Money of the Future – Digital Currency
Cash may be considered king, but digital forms of currency are growing.
Risk, convenience and cell phones have changed money on a global scale. And as technology rapidly expands and develops, we can expect more changes.
As investors, it’s important to know the basics of digital currency—from bitcoins to money transfer apps to cell phone minutes. Here, a few experts weigh in on some of the key new developments of the ever-changing market.
Bitcoins
As a payment system that allows users to interact directly without a middle party (e.g., the U.S. Federal Reserve), bitcoins have spiked in popularity, especially with the millennial generation. “While popular, bitcoins are extremely risky,” says Mark A. Johnson, Ph.D., Assistant Professor of Finance at Loyola University. They were valued above $1,000 in late 2013, and now they are worth less than $500, he says, adding that “bitcoins can be a bumpy ride.”
Money transfer apps
Also surging in popularity, apps that allow users to transfer funds peer-to-peer have become significant to the flow of currency. “They are here to stay and show no signs of slowing down,” says Johnson, adding that the volume of transactions will build, but ultimately remain small compared with cash and point-of-sale systems that use credit and debit cards or RFID chips.
Cell phone minutes
Beginning with Africa’s M-Pesa system, which allows transferring of minutes between phones, people without access to modern banking began using cell phone minutes as currency, a trend that’s expanded in emerging markets. “Cell phone minutes as currency has the potential to increase in emerging markets,” says Johnson. “You could make a compelling case for investment in the companies and infrastructure.”

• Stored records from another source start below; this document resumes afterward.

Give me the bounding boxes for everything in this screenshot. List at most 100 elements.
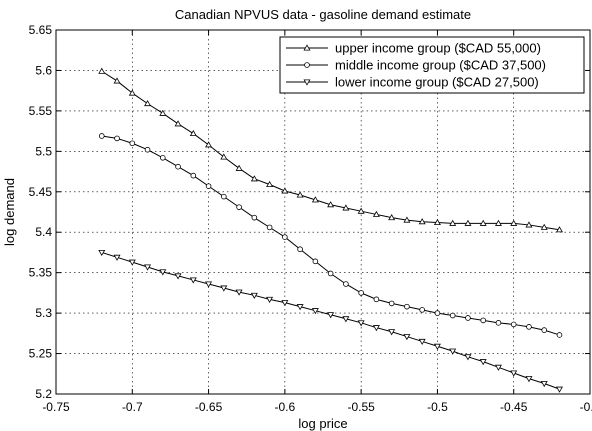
y-tick-label: 5.65 bbox=[29, 23, 53, 37]
data-point bbox=[251, 214, 258, 221]
data-point bbox=[159, 269, 167, 276]
series-1 bbox=[98, 67, 563, 233]
data-point bbox=[434, 310, 441, 316]
data-point bbox=[205, 281, 213, 288]
data-point bbox=[555, 226, 563, 233]
data-point bbox=[510, 321, 517, 328]
data-point bbox=[373, 296, 380, 303]
x-tick-label: -0.5 bbox=[427, 400, 448, 414]
data-point bbox=[372, 210, 380, 217]
data-point bbox=[266, 296, 274, 303]
data-point bbox=[541, 327, 548, 333]
legend-label: upper income group ($CAD 55,000) bbox=[335, 41, 541, 56]
series-line bbox=[101, 135, 560, 336]
data-point bbox=[510, 370, 518, 377]
data-point bbox=[525, 376, 533, 383]
data-point bbox=[327, 312, 335, 319]
y-tick-label: 5.35 bbox=[29, 266, 53, 280]
data-point bbox=[282, 234, 288, 240]
data-point bbox=[297, 246, 303, 253]
data-point bbox=[388, 300, 395, 307]
data-point bbox=[174, 120, 182, 127]
data-point bbox=[235, 164, 243, 171]
data-point bbox=[479, 359, 487, 366]
data-point bbox=[250, 292, 258, 299]
data-point bbox=[403, 334, 411, 341]
data-point bbox=[312, 258, 319, 265]
series-3 bbox=[98, 249, 563, 393]
data-point bbox=[144, 146, 151, 153]
data-point bbox=[556, 332, 563, 338]
chart-title: Canadian NPVUS data - gasoline demand es… bbox=[175, 7, 471, 22]
data-point bbox=[357, 320, 365, 327]
data-point bbox=[342, 204, 350, 211]
data-point bbox=[388, 214, 396, 221]
data-point bbox=[479, 219, 487, 226]
data-point bbox=[357, 207, 365, 214]
data-point bbox=[175, 163, 181, 170]
data-point bbox=[205, 183, 212, 189]
legend-marker bbox=[303, 79, 311, 86]
legend-label: middle income group ($CAD 37,500) bbox=[335, 58, 546, 73]
data-point bbox=[465, 315, 471, 321]
data-point bbox=[343, 281, 349, 287]
y-tick-label: 5.25 bbox=[29, 347, 53, 361]
data-point bbox=[266, 180, 274, 187]
data-point bbox=[144, 100, 152, 107]
data-point bbox=[114, 135, 120, 142]
data-point bbox=[494, 364, 502, 371]
x-axis-title: log price bbox=[298, 416, 347, 431]
data-point bbox=[358, 290, 364, 296]
data-point bbox=[403, 216, 411, 223]
y-tick-label: 5.4 bbox=[35, 225, 52, 239]
x-tick-label: -0.75 bbox=[42, 400, 70, 414]
y-tick-label: 5.55 bbox=[29, 104, 53, 118]
data-point bbox=[98, 249, 106, 257]
legend-item: upper income group ($CAD 55,000) bbox=[286, 41, 541, 56]
series-2 bbox=[98, 133, 563, 338]
data-point bbox=[236, 204, 242, 210]
data-point bbox=[525, 221, 533, 228]
plot-frame bbox=[55, 29, 591, 395]
data-point bbox=[311, 196, 319, 203]
legend-item: middle income group ($CAD 37,500) bbox=[286, 58, 546, 73]
data-point bbox=[464, 354, 472, 361]
data-point bbox=[296, 191, 304, 198]
data-point bbox=[311, 308, 319, 315]
data-point bbox=[160, 155, 166, 161]
data-point bbox=[220, 153, 228, 160]
data-point bbox=[540, 380, 548, 388]
data-point bbox=[113, 254, 121, 261]
data-point bbox=[480, 317, 487, 324]
data-point bbox=[221, 193, 227, 200]
data-point bbox=[464, 219, 472, 226]
data-point bbox=[327, 201, 335, 208]
data-point bbox=[159, 109, 167, 116]
legend-label: lower income group ($CAD 27,500) bbox=[335, 75, 539, 90]
y-tick-label: 5.45 bbox=[29, 185, 53, 199]
x-tick-label: -0.4 bbox=[580, 400, 592, 414]
data-point bbox=[128, 89, 136, 96]
data-point bbox=[129, 140, 136, 147]
data-point bbox=[418, 338, 426, 346]
data-point bbox=[235, 289, 243, 296]
data-point bbox=[555, 386, 563, 393]
y-axis-title: log demand bbox=[2, 178, 17, 246]
y-tick-label: 5.6 bbox=[35, 63, 52, 77]
data-point bbox=[433, 218, 441, 226]
data-point bbox=[189, 129, 197, 137]
data-point bbox=[540, 223, 548, 230]
data-point bbox=[372, 325, 380, 332]
legend-item: lower income group ($CAD 27,500) bbox=[286, 75, 539, 90]
data-point bbox=[98, 133, 105, 139]
data-point bbox=[281, 300, 289, 307]
data-point bbox=[449, 312, 456, 319]
data-point bbox=[449, 348, 457, 355]
data-point bbox=[190, 172, 197, 179]
y-tick-label: 5.5 bbox=[35, 144, 52, 158]
data-point bbox=[449, 219, 457, 226]
data-point bbox=[205, 141, 213, 148]
legend-box bbox=[279, 36, 585, 94]
data-point bbox=[281, 187, 289, 194]
data-point bbox=[494, 219, 502, 226]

New technologies bring disruption and risk
Bitcoin-type exchange models become more attractive when compared with currencies subject to inflation. To counteract growth, some countries are putting new restrictions in place, says Fariborz Ghadar, D.B.A., Professor of Global Management, Policy and Planning at Penn State. “They may not be successful,” he says. “As long as governments print an excessive amount of money, investors will desire to hold bitcoins, which are, to a large extent, limited in amounts and thus preserve their value.”
And investing in new technologies poses greater risks than investing through established institutions. These are newer companies often run by those with less experience. “Investors are better off buying gold,” says Johnson, who adds that more established companies may soon offer better consumer alternatives. “They’re trying to,” he says. “Because it’s obvious that the next generations want alternatives.”